Image Credit: Submitted/Darlene Mercer
“The binders on my lap hold all the details of my father's personal life,” she wrote in the email accompanying the photo. “Every medical test, bit of correspondence, talks with LTC and hospital staff. The hammer is his and I wield it now. It reminds me of a man who single-handedly tore to the studs and rebuilt seven homes for his family, then one from scratch.
“It should remind all of us we fight for the right to hold more than the artifacts of their lives. They were builders, tradesmen, accountants, office workers, artists and professionals. We are their legal, moral and emotional representatives. We love them dearly and at a time at the end of their lives when all they deeply desire is to be with their family and at least hold their hands and feel their love the government denies this right.
“Who do we preserve them for this way? Under glass, remote from us in every meaningful way. Safe and dwindling.”
There is no sign that visitation rights are going to change any time soon in B.C. and each care home seems to have different rules on how family visits are done.

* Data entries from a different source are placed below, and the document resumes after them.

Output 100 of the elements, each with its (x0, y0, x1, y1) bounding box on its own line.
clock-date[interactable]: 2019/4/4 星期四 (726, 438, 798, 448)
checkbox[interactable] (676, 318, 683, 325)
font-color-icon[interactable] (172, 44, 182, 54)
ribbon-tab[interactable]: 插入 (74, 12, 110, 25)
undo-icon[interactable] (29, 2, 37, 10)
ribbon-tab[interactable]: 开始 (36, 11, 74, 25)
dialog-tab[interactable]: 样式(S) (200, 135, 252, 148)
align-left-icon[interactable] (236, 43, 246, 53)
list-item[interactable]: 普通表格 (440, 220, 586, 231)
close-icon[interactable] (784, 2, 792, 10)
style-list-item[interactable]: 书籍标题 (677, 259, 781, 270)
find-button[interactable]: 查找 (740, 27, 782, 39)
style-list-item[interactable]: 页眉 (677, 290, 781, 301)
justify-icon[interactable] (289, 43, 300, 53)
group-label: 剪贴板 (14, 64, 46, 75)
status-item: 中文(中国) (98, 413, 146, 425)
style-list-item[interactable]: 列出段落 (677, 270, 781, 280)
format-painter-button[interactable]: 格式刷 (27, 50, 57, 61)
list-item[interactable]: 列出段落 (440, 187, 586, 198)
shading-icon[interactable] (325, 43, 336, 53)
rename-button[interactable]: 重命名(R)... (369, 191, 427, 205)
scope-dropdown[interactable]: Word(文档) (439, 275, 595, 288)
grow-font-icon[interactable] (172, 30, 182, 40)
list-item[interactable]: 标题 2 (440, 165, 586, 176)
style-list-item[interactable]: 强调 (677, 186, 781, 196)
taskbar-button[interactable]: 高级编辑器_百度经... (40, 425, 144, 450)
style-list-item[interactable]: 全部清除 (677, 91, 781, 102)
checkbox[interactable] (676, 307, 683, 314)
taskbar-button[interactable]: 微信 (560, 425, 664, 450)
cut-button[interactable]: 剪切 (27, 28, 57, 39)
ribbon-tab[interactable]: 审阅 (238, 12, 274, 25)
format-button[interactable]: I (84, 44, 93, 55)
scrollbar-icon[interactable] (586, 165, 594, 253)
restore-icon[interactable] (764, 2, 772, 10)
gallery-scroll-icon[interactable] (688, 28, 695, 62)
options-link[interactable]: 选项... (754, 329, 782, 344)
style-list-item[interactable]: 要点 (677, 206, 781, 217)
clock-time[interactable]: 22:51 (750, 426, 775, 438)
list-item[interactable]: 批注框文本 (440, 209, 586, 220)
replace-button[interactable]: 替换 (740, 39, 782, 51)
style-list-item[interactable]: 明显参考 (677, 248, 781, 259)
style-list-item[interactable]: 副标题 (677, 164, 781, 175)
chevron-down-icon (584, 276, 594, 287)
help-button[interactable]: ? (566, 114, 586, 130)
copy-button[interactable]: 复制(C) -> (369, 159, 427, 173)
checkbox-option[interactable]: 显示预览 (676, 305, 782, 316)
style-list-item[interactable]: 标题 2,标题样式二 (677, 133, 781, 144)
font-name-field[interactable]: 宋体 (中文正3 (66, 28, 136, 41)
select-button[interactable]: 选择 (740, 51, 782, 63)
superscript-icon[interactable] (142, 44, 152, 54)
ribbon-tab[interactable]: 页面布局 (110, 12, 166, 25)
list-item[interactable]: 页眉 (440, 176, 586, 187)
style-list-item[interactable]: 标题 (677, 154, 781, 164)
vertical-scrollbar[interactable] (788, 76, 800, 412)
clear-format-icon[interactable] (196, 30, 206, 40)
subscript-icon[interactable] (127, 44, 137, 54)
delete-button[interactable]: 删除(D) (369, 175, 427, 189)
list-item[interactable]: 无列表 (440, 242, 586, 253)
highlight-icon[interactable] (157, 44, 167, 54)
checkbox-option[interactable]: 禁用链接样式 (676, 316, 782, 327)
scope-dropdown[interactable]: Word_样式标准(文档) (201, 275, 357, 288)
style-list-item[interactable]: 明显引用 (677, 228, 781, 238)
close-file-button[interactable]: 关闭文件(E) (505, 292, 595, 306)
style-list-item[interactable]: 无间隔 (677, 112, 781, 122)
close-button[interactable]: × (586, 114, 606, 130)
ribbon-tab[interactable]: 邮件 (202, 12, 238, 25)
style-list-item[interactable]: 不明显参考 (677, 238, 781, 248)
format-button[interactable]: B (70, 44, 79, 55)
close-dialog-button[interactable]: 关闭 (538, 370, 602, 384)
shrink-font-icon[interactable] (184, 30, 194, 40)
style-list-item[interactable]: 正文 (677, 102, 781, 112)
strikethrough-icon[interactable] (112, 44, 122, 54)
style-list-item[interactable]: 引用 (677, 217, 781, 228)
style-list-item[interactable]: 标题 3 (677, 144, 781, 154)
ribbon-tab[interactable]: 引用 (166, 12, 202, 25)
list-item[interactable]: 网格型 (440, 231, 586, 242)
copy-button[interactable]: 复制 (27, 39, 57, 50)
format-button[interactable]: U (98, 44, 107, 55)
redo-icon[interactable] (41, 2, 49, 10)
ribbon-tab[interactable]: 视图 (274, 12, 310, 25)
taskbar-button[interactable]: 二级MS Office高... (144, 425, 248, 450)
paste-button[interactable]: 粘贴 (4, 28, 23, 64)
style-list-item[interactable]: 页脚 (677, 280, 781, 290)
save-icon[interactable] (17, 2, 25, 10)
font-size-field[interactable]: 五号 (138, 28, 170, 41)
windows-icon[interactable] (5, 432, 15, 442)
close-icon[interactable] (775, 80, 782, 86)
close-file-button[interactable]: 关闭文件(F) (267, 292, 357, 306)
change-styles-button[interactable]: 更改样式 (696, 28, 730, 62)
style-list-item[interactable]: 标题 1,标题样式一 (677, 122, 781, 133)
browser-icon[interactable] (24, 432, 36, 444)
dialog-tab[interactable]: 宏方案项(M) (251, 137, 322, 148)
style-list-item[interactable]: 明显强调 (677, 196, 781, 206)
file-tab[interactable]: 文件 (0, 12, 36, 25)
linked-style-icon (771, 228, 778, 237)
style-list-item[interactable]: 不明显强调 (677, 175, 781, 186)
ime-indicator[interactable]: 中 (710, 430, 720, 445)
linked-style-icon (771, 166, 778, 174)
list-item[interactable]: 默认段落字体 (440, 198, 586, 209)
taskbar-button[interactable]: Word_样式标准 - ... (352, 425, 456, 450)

Senior Advocate Isobel Mackenzie is conducting a survey of people’s experiences with long term care during the pandemic but results of that won’t be released until the end of October.
READ MORE: Seniors' lives depend on changing COVID lockdowns in B.C. care homes: Seniors advocate
In the meantime, families struggle not only with what they see as the premature decline of their loved ones but the stress they’re trying to cope with themselves.
“I spend lots of weepy moments at home trying to figure out what I can do for dad so I can see him more so he’s not frightened of me,” Mercer said. “I saw his health decline dramatically because I was getting bad information.”
Not only was she not told about his weight loss, but she wasn’t told about essential visitor rules that would have allowed her to see him weeks earlier, or about the possibility of things like window visits.
There should be minimum requirements about the way care homes communicate with families and inform them of their options and encourage as much contact as possible, she argued.
“Some of these guys are not working with families,” Mercer said “They’re not recognizing how important family is and what essential really means. And neither is the ministry. It’s not to anybody’s benefit.
“Seniors are going to die, needlessly ahead of time, because of it.”